В основе несходства латиноамериканской и англо-американской литератур лежит различие их происхождения. Все мы начинались как проекция Европы. Но они явились с острова, а мы — с полуострова. Два необычных региона в географическом, историческом и культурном смыслах. За ними — Англия и Реформация, за нами — Испания, Португалия и Контрреформация. Стоит ли останавливаться, анализируя испано-американскую ситуацию, на том, что отличает Испанию от других европейских наций и предопределяет значительность и оригинальность ее исторического лица? Испания не менее причудлива, чем Англия, хотя и на свой лад. Английская эксцентричность островного происхождения, ее отличительное свойство — обособленность, это эксцентричность замкнутости. Испанская эксцентричность полуостровного происхождения, для нее типично сосуществование разных цивилизаций и различных временных этапов, это эксцентричность разомкнутости. Ведь там, где позже возникнет католическая Испания, вестготы проповедовали арианскую ересь {2} , не говоря уж о веках господства арабской цивилизации, о влиянии иудейской мысли, о реконкисте и других особенностях.
В Америке эта испанская эксцентричность воспроизводится и приумножается, причем особенно в странах с блестящей древней цивилизацией, таких как Мексика и Перу.
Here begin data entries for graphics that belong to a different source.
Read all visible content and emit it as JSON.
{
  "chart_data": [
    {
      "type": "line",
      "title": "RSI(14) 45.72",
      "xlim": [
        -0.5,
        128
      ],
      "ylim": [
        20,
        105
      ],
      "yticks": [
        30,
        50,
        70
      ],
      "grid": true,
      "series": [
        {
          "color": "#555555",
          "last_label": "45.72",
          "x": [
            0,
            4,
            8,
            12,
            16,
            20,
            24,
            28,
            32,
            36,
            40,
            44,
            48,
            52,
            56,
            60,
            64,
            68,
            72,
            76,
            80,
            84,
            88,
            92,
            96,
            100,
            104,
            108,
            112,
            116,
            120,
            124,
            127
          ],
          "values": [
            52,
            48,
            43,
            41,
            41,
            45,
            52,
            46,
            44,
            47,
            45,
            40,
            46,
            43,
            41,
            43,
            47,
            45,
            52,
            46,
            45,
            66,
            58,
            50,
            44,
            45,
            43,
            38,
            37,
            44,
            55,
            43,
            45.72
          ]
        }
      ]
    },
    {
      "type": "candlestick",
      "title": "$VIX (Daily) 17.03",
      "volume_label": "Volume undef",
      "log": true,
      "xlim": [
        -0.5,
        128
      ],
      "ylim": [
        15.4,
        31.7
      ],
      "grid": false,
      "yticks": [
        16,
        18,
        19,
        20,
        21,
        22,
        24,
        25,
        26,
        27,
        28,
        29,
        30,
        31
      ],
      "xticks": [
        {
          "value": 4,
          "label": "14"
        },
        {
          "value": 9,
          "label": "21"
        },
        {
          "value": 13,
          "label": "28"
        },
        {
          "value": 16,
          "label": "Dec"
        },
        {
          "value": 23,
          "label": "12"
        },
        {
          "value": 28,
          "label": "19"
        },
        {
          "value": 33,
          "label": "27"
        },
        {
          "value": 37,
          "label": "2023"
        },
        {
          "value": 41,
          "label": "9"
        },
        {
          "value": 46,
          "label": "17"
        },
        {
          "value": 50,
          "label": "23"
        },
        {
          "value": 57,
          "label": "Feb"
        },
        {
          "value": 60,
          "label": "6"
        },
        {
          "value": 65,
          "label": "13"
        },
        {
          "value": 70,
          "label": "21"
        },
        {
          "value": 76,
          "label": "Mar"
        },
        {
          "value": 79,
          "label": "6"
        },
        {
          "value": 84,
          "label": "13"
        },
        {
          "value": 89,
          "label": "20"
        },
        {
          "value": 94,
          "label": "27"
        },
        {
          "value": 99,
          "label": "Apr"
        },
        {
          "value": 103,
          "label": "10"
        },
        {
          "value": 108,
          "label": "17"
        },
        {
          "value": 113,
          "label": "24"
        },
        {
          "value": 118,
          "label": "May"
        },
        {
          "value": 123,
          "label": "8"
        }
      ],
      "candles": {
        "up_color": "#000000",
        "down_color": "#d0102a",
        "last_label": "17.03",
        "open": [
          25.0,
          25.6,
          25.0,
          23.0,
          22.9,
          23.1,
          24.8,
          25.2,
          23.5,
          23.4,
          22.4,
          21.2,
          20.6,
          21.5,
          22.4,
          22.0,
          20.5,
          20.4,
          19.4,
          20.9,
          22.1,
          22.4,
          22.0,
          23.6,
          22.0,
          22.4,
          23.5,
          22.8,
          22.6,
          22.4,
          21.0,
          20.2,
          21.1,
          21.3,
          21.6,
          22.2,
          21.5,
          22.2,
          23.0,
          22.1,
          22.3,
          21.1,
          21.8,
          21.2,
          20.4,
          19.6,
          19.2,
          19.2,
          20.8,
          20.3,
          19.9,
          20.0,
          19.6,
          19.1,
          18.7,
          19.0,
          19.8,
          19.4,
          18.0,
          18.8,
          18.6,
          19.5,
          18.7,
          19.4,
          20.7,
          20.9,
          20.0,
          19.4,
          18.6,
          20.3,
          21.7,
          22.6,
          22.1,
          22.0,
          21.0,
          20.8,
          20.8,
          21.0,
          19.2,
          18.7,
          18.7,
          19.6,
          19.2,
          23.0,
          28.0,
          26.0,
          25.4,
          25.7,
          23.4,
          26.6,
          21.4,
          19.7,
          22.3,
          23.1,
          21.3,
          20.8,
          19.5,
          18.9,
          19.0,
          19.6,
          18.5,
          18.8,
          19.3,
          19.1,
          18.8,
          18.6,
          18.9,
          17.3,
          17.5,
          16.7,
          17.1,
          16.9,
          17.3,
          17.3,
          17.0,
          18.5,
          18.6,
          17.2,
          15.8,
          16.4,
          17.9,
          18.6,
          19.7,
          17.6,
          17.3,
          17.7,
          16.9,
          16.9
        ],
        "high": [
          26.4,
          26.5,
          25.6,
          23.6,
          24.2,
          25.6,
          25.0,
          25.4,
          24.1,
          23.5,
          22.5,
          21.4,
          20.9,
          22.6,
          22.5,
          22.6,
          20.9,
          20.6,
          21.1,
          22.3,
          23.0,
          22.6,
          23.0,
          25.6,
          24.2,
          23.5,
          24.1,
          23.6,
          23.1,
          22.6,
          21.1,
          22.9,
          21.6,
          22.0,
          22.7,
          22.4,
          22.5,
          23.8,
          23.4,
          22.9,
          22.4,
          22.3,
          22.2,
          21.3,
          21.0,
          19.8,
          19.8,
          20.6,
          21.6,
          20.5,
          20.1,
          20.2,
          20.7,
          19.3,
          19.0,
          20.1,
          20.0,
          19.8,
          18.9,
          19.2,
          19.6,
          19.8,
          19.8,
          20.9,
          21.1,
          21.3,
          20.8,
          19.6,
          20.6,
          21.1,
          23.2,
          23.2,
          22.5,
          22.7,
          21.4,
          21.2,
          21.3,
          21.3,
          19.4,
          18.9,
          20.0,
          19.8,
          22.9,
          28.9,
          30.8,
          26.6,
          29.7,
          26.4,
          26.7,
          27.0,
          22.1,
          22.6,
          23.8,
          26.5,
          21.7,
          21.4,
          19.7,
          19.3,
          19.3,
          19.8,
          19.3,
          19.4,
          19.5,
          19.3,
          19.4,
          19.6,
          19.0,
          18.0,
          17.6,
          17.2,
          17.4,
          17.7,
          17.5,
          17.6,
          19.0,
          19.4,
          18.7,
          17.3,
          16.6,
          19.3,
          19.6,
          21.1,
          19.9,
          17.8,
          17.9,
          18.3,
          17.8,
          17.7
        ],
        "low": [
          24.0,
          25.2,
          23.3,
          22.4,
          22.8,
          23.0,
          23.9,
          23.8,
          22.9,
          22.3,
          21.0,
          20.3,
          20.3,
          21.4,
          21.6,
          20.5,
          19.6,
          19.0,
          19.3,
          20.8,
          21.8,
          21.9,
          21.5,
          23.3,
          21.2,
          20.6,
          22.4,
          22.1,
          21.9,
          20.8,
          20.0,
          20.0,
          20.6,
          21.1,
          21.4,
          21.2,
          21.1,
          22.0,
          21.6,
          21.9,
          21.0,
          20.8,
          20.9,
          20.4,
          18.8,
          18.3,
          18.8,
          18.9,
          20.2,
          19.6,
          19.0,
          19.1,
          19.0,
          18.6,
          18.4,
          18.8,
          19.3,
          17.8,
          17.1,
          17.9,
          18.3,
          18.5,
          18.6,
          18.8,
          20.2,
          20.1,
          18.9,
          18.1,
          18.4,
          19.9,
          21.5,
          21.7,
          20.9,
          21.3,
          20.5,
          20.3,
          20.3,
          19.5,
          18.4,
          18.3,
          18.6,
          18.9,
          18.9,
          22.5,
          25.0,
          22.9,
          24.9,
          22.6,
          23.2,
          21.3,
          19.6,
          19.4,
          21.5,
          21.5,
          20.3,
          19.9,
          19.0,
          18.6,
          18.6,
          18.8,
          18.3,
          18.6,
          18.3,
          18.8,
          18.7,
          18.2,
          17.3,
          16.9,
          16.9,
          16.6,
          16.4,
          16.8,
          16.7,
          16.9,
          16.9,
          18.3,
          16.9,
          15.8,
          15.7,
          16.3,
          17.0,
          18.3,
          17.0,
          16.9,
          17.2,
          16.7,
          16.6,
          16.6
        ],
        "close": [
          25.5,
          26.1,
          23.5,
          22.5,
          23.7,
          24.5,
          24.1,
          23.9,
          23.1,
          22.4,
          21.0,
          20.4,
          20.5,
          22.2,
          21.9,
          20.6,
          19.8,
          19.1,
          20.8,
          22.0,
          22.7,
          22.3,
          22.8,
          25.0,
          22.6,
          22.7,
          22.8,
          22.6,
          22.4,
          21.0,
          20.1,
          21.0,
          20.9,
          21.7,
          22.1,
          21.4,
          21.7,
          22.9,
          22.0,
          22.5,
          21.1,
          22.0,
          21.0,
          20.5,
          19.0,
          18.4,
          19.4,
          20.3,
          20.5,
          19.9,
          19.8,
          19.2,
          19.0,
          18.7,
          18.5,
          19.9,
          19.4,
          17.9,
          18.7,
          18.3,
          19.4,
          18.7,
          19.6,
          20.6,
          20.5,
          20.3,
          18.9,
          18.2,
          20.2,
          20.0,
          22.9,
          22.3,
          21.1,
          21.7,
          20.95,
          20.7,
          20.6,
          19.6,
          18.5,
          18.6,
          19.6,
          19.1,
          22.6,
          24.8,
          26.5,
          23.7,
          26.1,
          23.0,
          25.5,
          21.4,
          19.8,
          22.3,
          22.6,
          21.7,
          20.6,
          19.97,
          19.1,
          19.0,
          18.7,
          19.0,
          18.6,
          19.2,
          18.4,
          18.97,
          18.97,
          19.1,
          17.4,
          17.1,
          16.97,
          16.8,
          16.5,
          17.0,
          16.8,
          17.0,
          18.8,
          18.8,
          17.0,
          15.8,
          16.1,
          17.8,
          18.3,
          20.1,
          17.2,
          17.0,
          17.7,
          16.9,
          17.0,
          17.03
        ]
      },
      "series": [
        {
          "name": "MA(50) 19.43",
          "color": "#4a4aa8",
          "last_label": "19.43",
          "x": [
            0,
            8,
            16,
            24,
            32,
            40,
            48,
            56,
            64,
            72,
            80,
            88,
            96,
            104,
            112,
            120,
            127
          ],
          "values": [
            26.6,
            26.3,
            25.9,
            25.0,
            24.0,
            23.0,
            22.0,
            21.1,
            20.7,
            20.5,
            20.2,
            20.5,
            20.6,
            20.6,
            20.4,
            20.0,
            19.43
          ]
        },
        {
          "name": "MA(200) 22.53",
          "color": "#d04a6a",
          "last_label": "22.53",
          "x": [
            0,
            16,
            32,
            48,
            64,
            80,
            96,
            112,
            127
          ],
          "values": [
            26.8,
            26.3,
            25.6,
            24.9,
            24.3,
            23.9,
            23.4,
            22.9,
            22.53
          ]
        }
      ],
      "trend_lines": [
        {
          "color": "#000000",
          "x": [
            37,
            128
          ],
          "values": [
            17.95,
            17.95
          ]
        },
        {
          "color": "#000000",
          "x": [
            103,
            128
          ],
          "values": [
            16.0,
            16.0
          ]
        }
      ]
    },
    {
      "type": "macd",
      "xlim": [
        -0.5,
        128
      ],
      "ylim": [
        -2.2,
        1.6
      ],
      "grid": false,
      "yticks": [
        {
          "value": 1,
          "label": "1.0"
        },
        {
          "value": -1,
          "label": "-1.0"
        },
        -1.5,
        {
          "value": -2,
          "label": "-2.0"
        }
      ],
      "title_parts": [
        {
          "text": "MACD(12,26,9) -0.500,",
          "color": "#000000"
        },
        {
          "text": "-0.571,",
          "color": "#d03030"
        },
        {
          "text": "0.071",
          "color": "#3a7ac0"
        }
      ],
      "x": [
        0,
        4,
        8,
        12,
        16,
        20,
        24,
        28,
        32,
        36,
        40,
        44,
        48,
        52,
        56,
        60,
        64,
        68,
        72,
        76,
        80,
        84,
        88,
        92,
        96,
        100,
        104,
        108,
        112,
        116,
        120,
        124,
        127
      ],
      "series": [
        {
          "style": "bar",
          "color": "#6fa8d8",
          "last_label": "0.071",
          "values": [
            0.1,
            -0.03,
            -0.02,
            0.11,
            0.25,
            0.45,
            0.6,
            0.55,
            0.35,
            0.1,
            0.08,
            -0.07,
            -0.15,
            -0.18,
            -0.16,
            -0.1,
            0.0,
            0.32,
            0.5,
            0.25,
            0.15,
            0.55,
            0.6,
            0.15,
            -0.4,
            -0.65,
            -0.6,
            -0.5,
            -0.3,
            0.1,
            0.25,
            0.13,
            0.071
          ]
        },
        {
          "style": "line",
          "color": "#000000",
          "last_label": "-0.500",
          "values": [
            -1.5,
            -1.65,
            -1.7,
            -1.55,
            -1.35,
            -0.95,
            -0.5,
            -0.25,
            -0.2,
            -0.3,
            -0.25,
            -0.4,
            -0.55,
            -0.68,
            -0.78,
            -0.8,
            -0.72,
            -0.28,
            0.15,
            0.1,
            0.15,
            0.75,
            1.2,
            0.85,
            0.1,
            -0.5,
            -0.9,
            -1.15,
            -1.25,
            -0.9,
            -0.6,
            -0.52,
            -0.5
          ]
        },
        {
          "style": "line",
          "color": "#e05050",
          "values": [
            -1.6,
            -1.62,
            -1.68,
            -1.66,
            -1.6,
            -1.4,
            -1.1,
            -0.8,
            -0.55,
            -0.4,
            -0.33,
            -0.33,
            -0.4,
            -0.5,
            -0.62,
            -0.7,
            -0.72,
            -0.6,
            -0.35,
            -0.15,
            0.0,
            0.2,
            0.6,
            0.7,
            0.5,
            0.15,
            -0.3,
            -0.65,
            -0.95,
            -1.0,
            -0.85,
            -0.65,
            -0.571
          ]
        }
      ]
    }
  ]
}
Ведь испанцы обнаружили в Мексике не только географию, но и историю. И эта история еще жива: она не прошлое, она настоящее. Доколумбова Мексика с ее храмами и богами лежит в развалинах, но дух, который одушевлял этот мир, не умер. Он является нам в сокрытом языке мифов, в легендах, формах совместной жизни, в народном искусстве и обычаях. Быть мексиканским писателем — значит слышать, что нам говорит это настоящее, это предстояние духа. Внимать ему, говорить с ним, выявлять его — проговаривать его…
И быть может, это краткое отступление поможет нам разобраться в странных отношениях, которые в одно и то же время связывают нас с европейской традицией и отгораживают от нее.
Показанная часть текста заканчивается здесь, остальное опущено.